DESIGN AND SELECTION CONSIDERATIONS
In general, the selection criteria, or equivalently, the expression of the processing capacity or "throughput" of a given belt filter press, can be considered from a hydraulic point of view, or alternatively, from the perspective of permissible solids loading. Generally speaking, the latter is the most appropriate. Given a specific width of the unit, a certain maximum operating flow rate (e.g., gpm; m³/h) will be obtained, as well as a maximum solids loading rate (e.g., lb/hr; kg/h) that will only be achievable through proper pre-conditioning of the sludge. Thus, preliminary specifications may detail nominal values ​​such as 40-60 US gpm per meter of belt filter press, even though some installations may achieve significantly higher values, e.g., 200%. Similarly, a dry residue of 1,000 lb/hr may be specified. Practical experience and the majority of manufacturers (with varying degrees of agreement or adherence regarding achievable percentages!) confirm that both the dewatering capacity and the associated concentrate percentage increase directly with the percentage of solids in the sludge being dewatered.

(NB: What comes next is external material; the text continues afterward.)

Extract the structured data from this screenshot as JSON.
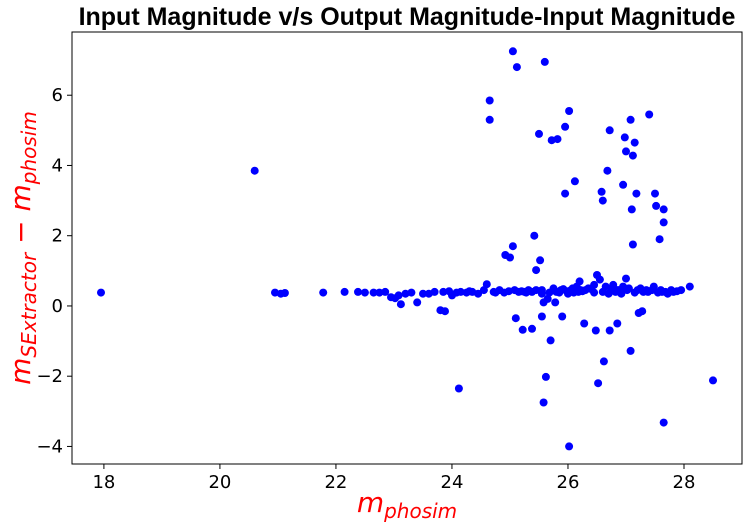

As with the other units, and with some discrepancies even among manufacturers, yields can also differ depending on the characteristics of the sludge being dewatered. Just as it is generally recognized that anaerobically digested sludge from a primary clarifier is more easily dewatered than aerobically digested biological sludge, the behavior of mixtures increases their dewaterability and the associated concentration level in direct proportion to the increase in the composition of the former relative to the latter.

Finally, while fully automated operation is feasible, most installations operate in a semi-automatic manner.